В числе жертв Тайной канцелярии есть монах, кото­рый не захотел кричать «многая лета» новой царице Екатерине; дьячок Троицкой церкви в Петербурге, ко­торый видел кикимору и кричал ставшее классическим: «Быть Петербургу пусту!», и множество других несчаст­ных, часто просто неосторожных людей. Но есть исто­рии и весьма наводящие на размышления.

Например, в 1722 году некий швед в Петербурге предсказывал, сколько жить какому человеку, и среди прочего предсказал Петру всего 3 года жизни. Естест­венно, швед репрессирован как «колдун», но что инте­ресно: предсказание-то ведь сбылось! Петр и правда помер через 3 года.

Наум Синдаловский странным образом обходит это превосходно сбывшееся пророчество. Он описывает мрачные вопли разного рода колдунов — обычно тех, кто вел толки про гигантские наводнения, — мол, скоро смоет антихристов город.

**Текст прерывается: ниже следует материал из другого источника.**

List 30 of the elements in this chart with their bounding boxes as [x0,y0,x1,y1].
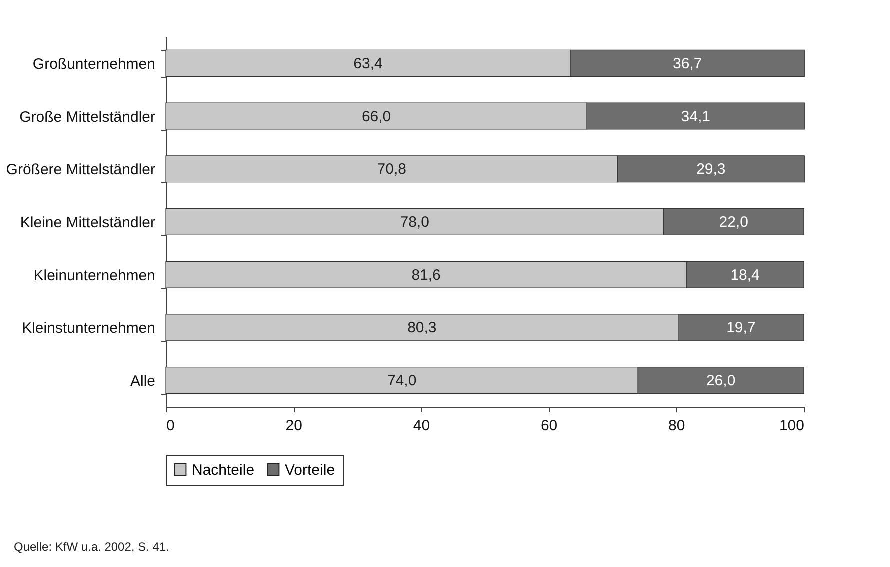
data-label: 29,3 [696,161,726,178]
y-tick-label: Alle [130,373,156,390]
data-label: 19,7 [726,320,756,337]
x-tick-label: 60 [540,418,558,434]
y-tick-label: Größere Mittelständler [6,162,156,179]
legend-label: Vorteile [285,462,336,479]
data-label: 81,6 [412,266,441,284]
data-label: 78,0 [400,214,430,231]
x-tick-label: 0 [166,418,175,434]
y-tick-label: Kleinstunternehmen [22,320,156,338]
data-label: 26,0 [706,372,736,390]
data-label: 34,1 [681,108,710,126]
y-tick-label: Kleine Mittelständler [20,214,156,232]
x-tick-label: 100 [779,418,804,434]
data-label: 80,3 [408,320,437,337]
x-tick-label: 20 [286,418,302,434]
x-tick-label: 80 [668,418,686,434]
data-label: 36,7 [672,55,702,72]
data-label: 74,0 [387,372,417,390]
legend-label: Nachteile [192,462,255,479]
data-label: 18,4 [730,266,760,284]
y-tick-label: Kleinunternehmen [34,267,156,284]
data-label: 66,0 [362,108,392,126]
y-tick-label: Große Mittelständler [20,108,156,126]
y-tick-label: Großunternehmen [32,56,156,73]
data-label: 70,8 [377,161,406,178]
data-label: 63,4 [354,55,383,72]
data-label: 22,0 [719,214,748,231]
source-note: Quelle: KfW u.a. 2002, S. 41. [14,540,170,554]
x-tick-label: 40 [413,418,430,434]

«Вблизи кронверка на пустынном месте росла ог­ромная ива, возрастом много старше Петербурга. Под ней в первые годы существования города какой-то при­шлый старец — босой, седобородый, с всклокоченны­ми волосами проповедовал, что в ближайшее время Господь разгневается и потопит Петербург... подымутся волны морские выше этой ивы и поглотят столицу Антихриста. Пророк назначил день и час этого наводне­ния. Петр, узнав про эти речи, велел приковать старца на железной цепи к иве, которую должно было залить при наводнении. Предсказанный день и час наступил, а наводнения не было. В назидание обывателям старца публично наказали батогами под той же ивой, а затем изгнали из Петербурга[136].

Несомненно, это очень назидательная история, но ведь и несбывшееся пророчество тоже примечательно по-своему.

По поводу же «страшных рассказов» любого рода замечу: вовсе он не только простонародный, этот пе­тербургский фольклор. Уже в XVIII веке в рассказыва­ние быличек включился и весь высший свет.

Великий князь Павел Петрович, будущий император Павел I, рассказывал такую историю. Мол, как-то вече­ром он, Павел Петрович, шел в сопровождении князя Куракина и двух слуг. Вдруг впереди показался незна­комец, завернутый в широкий плащ. Этот неизвестный явно поджидал Великого князя и пошел с ним рядом.

— С нами кто-то идет! — сказал Павел Петрович кня­зю Куракину.

Но князь никого не видел и пытался уверять Вели­кого князя, что тут никого нет. Незнакомец же вдруг за­говорил: «Павел! Бедный Павел! Бедный князь! Я тот, кто принимает в тебе участие». Он пошел впереди пут­ников, показывая им дорогу, вывел на Сенатскую пло­щадь и указал на место, где потом воздвигли памятник: «Павел, прощай, ты снова увидишь меня здесь». С этими словами незнакомец приподнял шляпу; это был, разуме­ется, Петр I.

История эта была рассказана 10 июня 1782 года в Брюсселе, и записала ее баронесса Оберкирх. Это обстоятельство делает легенду как бы частью европей­ской истории, частью великосветской жизни того вре­мени. Но, опасаясь вызвать гнев записных монархи­стов, спрошу: чем рассказ Павла отличается от расска­за дьячка Троицкой церкви? Тем, что в нем речь идет о «царственных особах», а не о какой-то там кикиморе? Тем ли, что наследником престола не занималась Тай­ная канцелярия, и он мог безнаказанно, в великосвет­ском салоне, рассказывать то, что дьячки болтали толь­ко спьяну и под страхом кнута?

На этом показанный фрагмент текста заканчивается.